Zgornja Bistrica (/sl/; Oberfeistritz) is a settlement in northeastern Slovenia. The area is part of the traditional region of Styria. It is now included with the rest of the Municipality of Slovenska Bistrica in the Drava Statistical Region.

==Geography==
Zgornja Bistrica lies on the northwestern outskirts of Slovenska Bistrica along Bistrica Creek, which flows from the Pohorje Hills.

==History==
In the late 18th century there was a water-powered forge in Zgornja Bistrica. It processed iron ore from nearby sites and used charcoal produced in the Pohorje Hills as fuel. The industry produced copper sheeting in the 19th century and vessels for distilling spirits. It started producing brass products in the early 20th century.

===Second World War===
During the Second World War, the communist opposition organized strikes among the workers at the metal-processing industry in Zgornja Bistrica. On July 7, 1944, members of the Partisans' Bračič Brigade attacked the plant and blew up equipment there.

====Mass graves====
Zgornja Bistrica is the site of two known mass graves from the period immediately after the Second World War. Both are located northwest of the settlement, and the entrances have been reinforced with concrete and sealed with a metal door. The Pit A Mass Grave (Grobišče v rovu A) is a former mine shaft and bunker next to the Impol factory. The grave contained the remains of 231 adult civilians that were exhumed in 2001. The Pit B Mass Grave (Grobišče v rovu B) is located 50 m northwest of the first.

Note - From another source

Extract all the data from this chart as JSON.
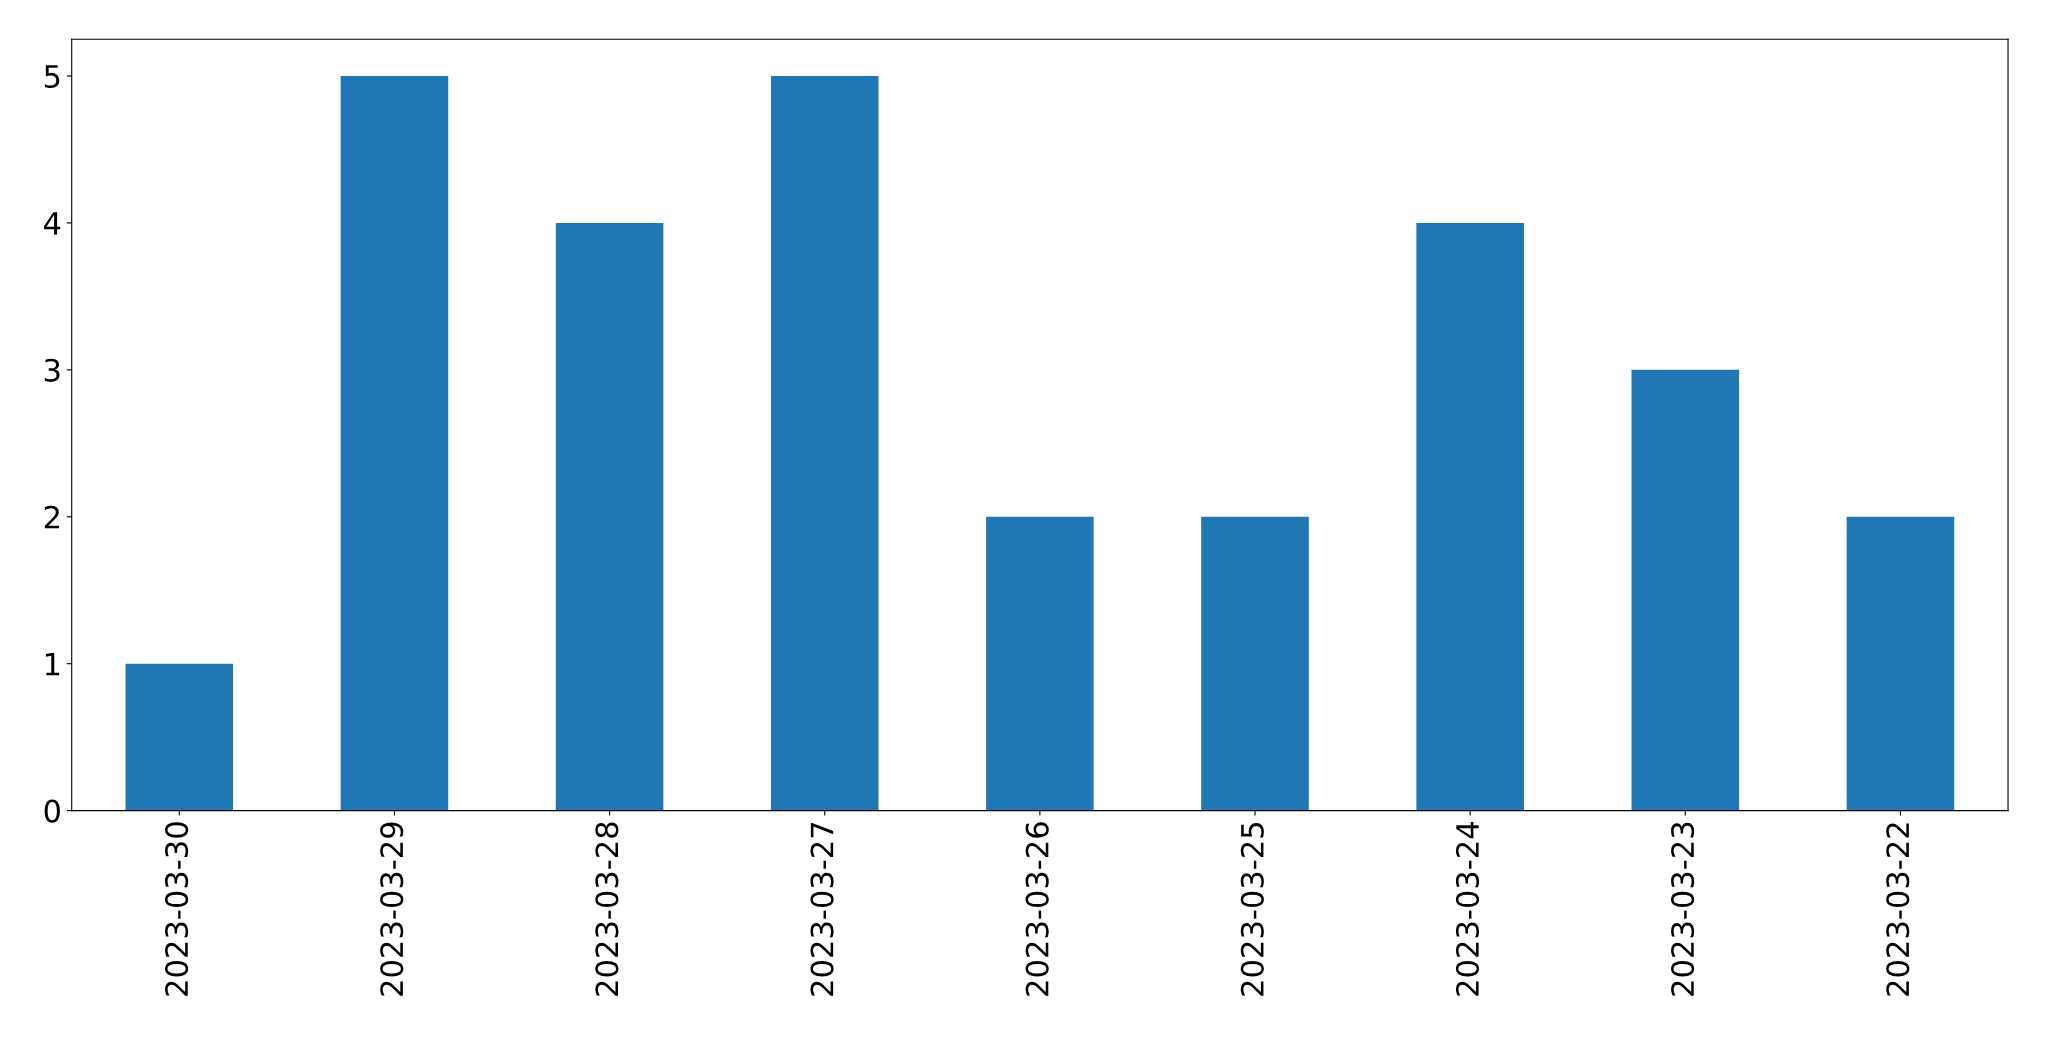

It contained the remains of 200 adult civilians that were exhumed in 2002.

===Postwar===
Zgornja Bistrica was originally part of Slovenska Bistrica, and it became a separate settlement after the Second World War. The metal-processing industry in Zgornja Bistrica was renamed Impol (a syllabic abbreviation from Industrija metalnih polizdelkov 'semi-finished metal products industry') after the Second World War and started processing aluminum in association with the aluminum factory in Kidričevo. The factory became a driver of development in the settlement as an employer, resulting in additional construction of housing, a new school, and shops.